2- Öte yandan, davalı vekili süresinde verdiği cevap dilekçesinde davanın niteliği itibariyle ticaret mahkemesinde görülmesi gerektiğine ilişkin iş bölümü itirazını, ilk itiraz olarak ileri sürmüş bulunmaktadır. Gerçektende, tarafların tacir sıfatını taşımalarına ve uyuşmazlığın tarafların ticari işletmelerini ilgilendirmiş bulunmasına göre, TTK.nun 4/1. maddesi hükmü icabı dava (ticari dava) niteliğindedir. Bu itibarla aynı Kanunun 5/3. maddesi gereğince davanın bu niteliği nazara alınarak (İzmir Ticaret Mahkemesi)ne gönderilmesine karar verilmesi gerekirken, bu yöne ilişen haklı istemin reddi ile davanın incelenerek sonuçlandırılması da yerinde değildir.

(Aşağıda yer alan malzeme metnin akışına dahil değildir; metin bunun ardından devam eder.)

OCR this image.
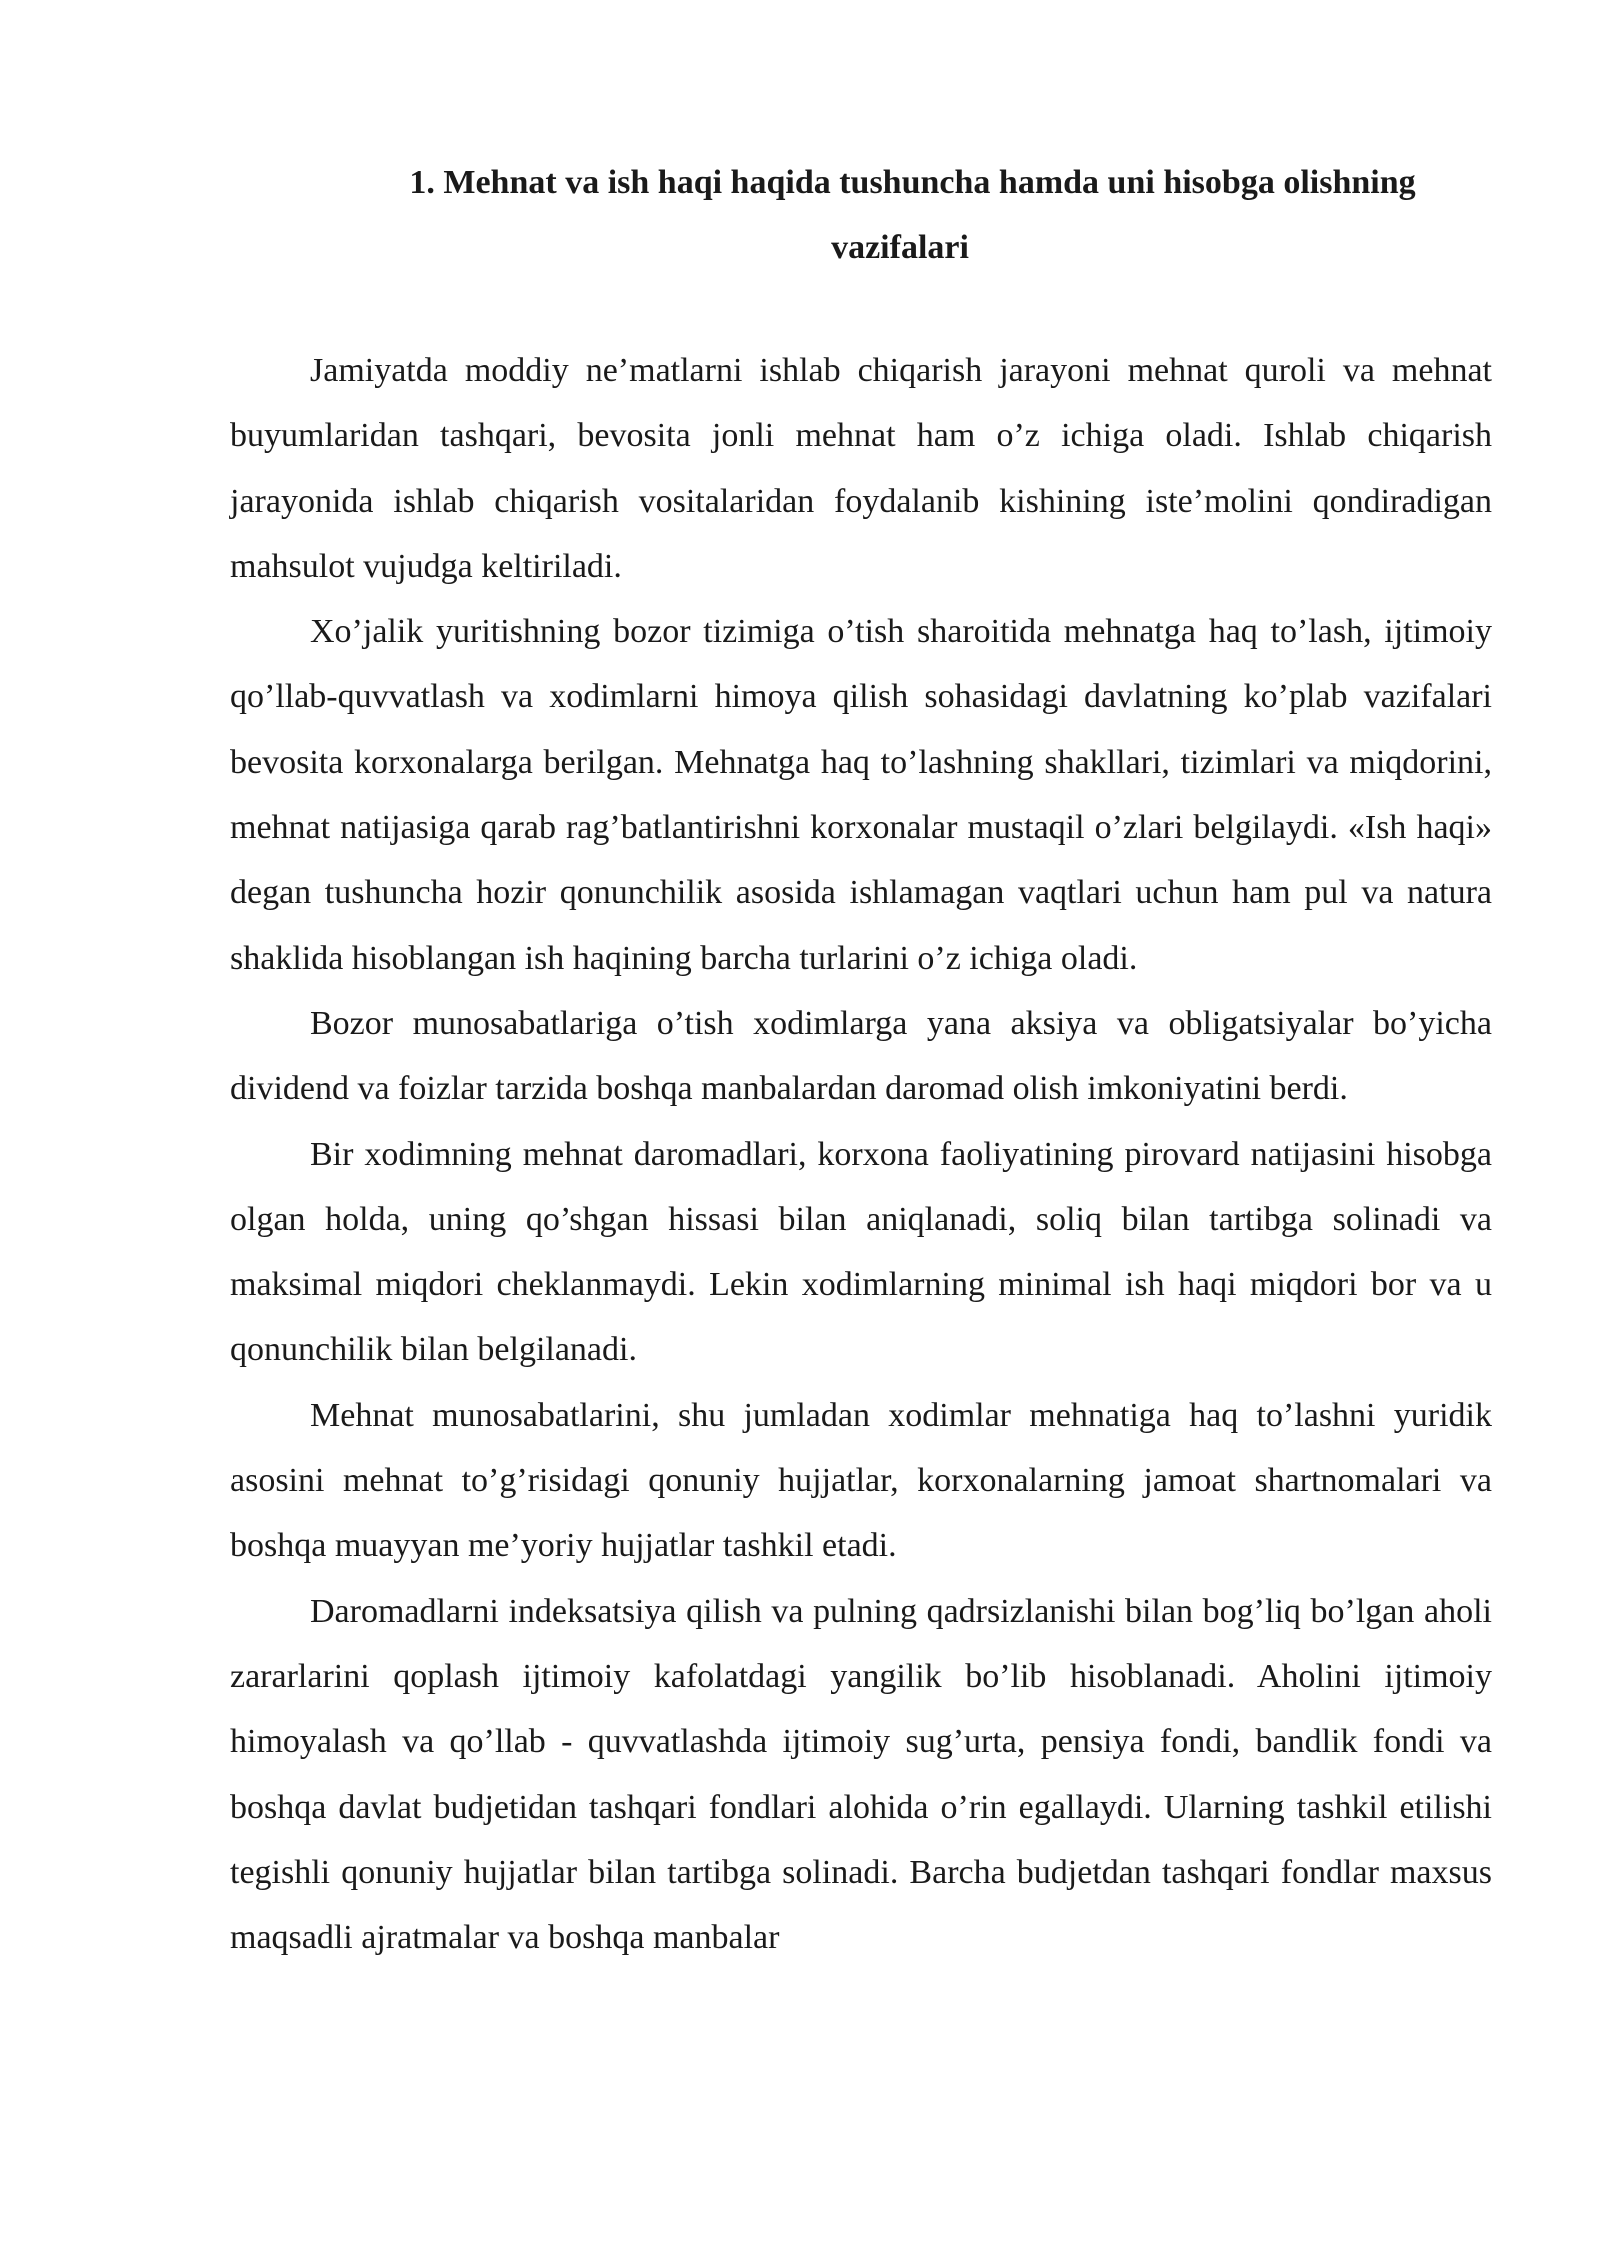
1. Mehnat va ish haqi haqida tushuncha hamda uni hisobga olishning vazifalari

Jamiyatda moddiy ne’matlarni ishlab chiqarish jarayoni mehnat quroli va mehnat buyumlaridan tashqari, bevosita jonli mehnat ham o’z ichiga oladi. Ishlab chiqarish jarayonida ishlab chiqarish vositalaridan foydalanib kishining iste’molini qondiradigan mahsulot vujudga keltiriladi.

Xo’jalik yuritishning bozor tizimiga o’tish sharoitida mehnatga haq to’lash, ijtimoiy qo’llab-quvvatlash va xodimlarni himoya qilish sohasidagi davlatning ko’plab vazifalari bevosita korxonalarga berilgan. Mehnatga haq to’lashning shakllari, tizimlari va miqdorini, mehnat natijasiga qarab rag’batlantirishni korxonalar mustaqil o’zlari belgilaydi. «Ish haqi» degan tushuncha hozir qonunchilik asosida ishlamagan vaqtlari uchun ham pul va natura shaklida hisoblangan ish haqining barcha turlarini o’z ichiga oladi.

Bozor munosabatlariga o’tish xodimlarga yana aksiya va obligatsiyalar bo’yicha dividend va foizlar tarzida boshqa manbalardan daromad olish imkoniyatini berdi.

Bir xodimning mehnat daromadlari, korxona faoliyatining pirovard natijasini hisobga olgan holda, uning qo’shgan hissasi bilan aniqlanadi, soliq bilan tartibga solinadi va maksimal miqdori cheklanmaydi. Lekin xodimlarning minimal ish haqi miqdori bor va u qonunchilik bilan belgilanadi.

Mehnat munosabatlarini, shu jumladan xodimlar mehnatiga haq to’lashni yuridik asosini mehnat to’g’risidagi qonuniy hujjatlar, korxonalarning jamoat shartnomalari va boshqa muayyan me’yoriy hujjatlar tashkil etadi.

Daromadlarni indeksatsiya qilish va pulning qadrsizlanishi bilan bog’liq bo’lgan aholi zararlarini qoplash ijtimoiy kafolatdagi yangilik bo’lib hisoblanadi. Aholini ijtimoiy himoyalash va qo’llab - quvvatlashda ijtimoiy sug’urta, pensiya fondi, bandlik fondi va boshqa davlat budjetidan tashqari fondlari alohida o’rin egallaydi. Ularning tashkil etilishi tegishli qonuniy hujjatlar bilan tartibga solinadi. Barcha budjetdan tashqari fondlar maxsus maqsadli ajratmalar va boshqa manbalar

SONUÇ : Yukarıda bir ve iki numaralı bentlerde açıklanan nedenlerle yerinde görülen mümeyyiz davalı vekilinin temyiz itirazlarının kabulü ile hükmün davalı yararına (BOZULMASINA) ve (3.000) lira duruşma vekillik ücretinin davacıdan alınarak davalıya verilmesine ve ödediği temyiz peşin harcının isteği halinde temyiz edene iadesine 7.2.1980 tarihinde oybirliği ile karar verildi.